Wii Fit - Review
; Author: Howard Sambrook
Nintendo's most ambitious self-improvement title yet, broken down to its core, Wii Fit is really just a series of themed mini-games with a novel pressure-sensitive stand-on controller, and a progress graph loosely tying it all together, toward the goal of keeping you fit.
Under more scrutiny it starts to look like an interactive exercise DVD; demonstrating movements, gauging successes and offering hints and feedback for better balance and posture.
With further play, Wii Fit's many successes and one or two shortcomings become apparent. Setting your own goals becomes compulsive, ensuring you'll be back time and time again, be it for a few minutes or entire hours.
Wii Fit makes exercising fun, much more so than going for a run or heading down the gym. It's also social. You can set up to four Miis to train alongside each other in Wii Fit's Virtual Plaza, with a colour-coded graph charting your progress.

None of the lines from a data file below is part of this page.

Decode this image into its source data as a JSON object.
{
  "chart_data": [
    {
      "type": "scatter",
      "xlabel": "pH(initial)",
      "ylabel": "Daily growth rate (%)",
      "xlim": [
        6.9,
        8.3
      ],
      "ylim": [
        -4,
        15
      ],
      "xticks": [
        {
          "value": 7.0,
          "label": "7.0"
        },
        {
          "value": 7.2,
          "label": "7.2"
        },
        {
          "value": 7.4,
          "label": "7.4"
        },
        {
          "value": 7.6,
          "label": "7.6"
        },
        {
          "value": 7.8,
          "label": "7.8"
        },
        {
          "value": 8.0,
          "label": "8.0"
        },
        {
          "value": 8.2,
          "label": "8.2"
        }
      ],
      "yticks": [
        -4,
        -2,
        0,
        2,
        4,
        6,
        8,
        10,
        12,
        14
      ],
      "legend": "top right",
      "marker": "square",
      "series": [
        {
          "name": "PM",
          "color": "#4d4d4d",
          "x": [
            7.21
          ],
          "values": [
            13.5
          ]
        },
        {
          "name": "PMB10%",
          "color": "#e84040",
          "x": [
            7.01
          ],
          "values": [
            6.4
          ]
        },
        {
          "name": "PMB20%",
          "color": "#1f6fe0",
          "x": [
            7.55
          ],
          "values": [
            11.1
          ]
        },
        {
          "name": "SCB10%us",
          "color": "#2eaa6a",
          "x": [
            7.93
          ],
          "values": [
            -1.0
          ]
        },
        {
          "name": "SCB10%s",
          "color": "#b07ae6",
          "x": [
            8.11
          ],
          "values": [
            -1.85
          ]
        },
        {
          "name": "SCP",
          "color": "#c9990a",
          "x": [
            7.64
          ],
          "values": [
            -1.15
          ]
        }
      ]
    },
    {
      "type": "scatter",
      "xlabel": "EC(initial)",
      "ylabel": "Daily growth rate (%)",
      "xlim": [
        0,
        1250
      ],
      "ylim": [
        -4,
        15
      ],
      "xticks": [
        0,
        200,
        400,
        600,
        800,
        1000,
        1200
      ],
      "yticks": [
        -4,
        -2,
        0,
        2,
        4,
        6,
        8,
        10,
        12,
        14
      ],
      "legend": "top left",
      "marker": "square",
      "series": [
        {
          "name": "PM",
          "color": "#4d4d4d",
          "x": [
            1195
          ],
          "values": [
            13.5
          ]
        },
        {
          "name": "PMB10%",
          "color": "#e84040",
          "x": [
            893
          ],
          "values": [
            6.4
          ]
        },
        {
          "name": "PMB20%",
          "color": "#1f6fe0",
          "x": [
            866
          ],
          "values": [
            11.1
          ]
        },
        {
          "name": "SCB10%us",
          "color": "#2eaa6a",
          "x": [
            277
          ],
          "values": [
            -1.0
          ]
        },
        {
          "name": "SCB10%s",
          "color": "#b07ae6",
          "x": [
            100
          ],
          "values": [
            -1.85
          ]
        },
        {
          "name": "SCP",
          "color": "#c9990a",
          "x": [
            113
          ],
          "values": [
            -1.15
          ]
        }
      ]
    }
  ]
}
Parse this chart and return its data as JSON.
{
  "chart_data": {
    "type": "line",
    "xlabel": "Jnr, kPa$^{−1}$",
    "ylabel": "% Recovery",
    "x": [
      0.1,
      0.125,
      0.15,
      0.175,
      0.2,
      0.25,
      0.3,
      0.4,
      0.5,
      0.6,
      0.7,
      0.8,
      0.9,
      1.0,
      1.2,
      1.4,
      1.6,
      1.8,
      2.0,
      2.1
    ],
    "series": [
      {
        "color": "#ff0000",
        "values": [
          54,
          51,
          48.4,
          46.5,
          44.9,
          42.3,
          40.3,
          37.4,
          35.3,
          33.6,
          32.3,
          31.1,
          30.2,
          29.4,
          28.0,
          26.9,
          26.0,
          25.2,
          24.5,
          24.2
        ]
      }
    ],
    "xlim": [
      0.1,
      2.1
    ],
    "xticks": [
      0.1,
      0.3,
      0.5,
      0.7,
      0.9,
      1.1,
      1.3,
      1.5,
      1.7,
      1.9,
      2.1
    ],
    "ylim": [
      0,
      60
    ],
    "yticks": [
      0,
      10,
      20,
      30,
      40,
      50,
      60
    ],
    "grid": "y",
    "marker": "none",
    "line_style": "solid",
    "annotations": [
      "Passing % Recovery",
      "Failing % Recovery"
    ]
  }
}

By using Body Mass Index (BMI - height versus weight) Nintendo has opted for the tried and tested way to determine ideal weight range. You stand on the board, input your details, get weighed (factoring in clothing), find out if you're underweight, ideal, overweight or obese, pick a game and go for glory.
You compete with others. You challenge yourself. That's Wii Fit's greatest achievement, giving everyone from kids and casual-playing parents to exercise obsessives and many others, the context to burn calories or build muscle with fun regular activity.
But where Wii Fit's strengths are, also lay it's weakness, that same everyman approach of offering upwards of forty mini-games means it's a very accessible, dip-in, dip-out affair, which lacks the structure you'd expect from a product purporting to help tone, shape and train your body.
Wii Fit does provide a virtual trainer, who will take you through the more serious yoga and muscle workouts and act as a mirror image while you try them for yourself. They'll also tell you which exercise tone which parts of your body, and upon finishing one will advise you to attempt another that's complimentary. For example, Finished the Warrior yoga pose? How about Lunge muscle workout too? So in that sense, Wii Fit is really beneficial.
Once again a strength becomes an Achilles' Heel as there's no training regimen. It's open ended, with no handholding. You have to set your own goals, Wii Fit won't design a plan for you, advising which workouts to do within a given timescale, which in all fairness is something a Personal Trainer would offer.
So to that end, Wii Fit should be regarded more as a compliment to regular exercise, or a launchpad to it, rather than a full replacement. Wii Fit favours the casual player; the
Yoga-friendly Mum; the under active office worker with a few hours to kill on evenings; the Redknap family from the ads. If that's you, then Wii Fit will be great value.
It is great fun, very inventive and when played together it's the ultimate take-turns novelty party game; guaranteed to get laughs whilst someone gyrates madly playing hula hoop, or falls flat on their face doing press-ups. Jogging doesn't even use the board; you run with the Wii-mote in your pocket, and can be done with a friend. And succeeding at exercises not only gives harder versions of them, but gives you time in the Fitpiggy - Wii Fit's piggy bank which unlocks new mini-games the more you play. So you get a pleasing sense of progress and achievement.
Wii Fit has truly stamped its mark on the gaming world since its release and the balance board has become a much used peripheral within many recent releases ? as concepts go Nintendo has not only spotted the gap in the market and executed a stylish clean white design and easy to use fitness device, that not only enables you to use more of your body to be part of an incredibly immersive gaming experience but a wonderful tool to assist you in keeping fit, albeit not a total replacement for a out of living room fitness regime.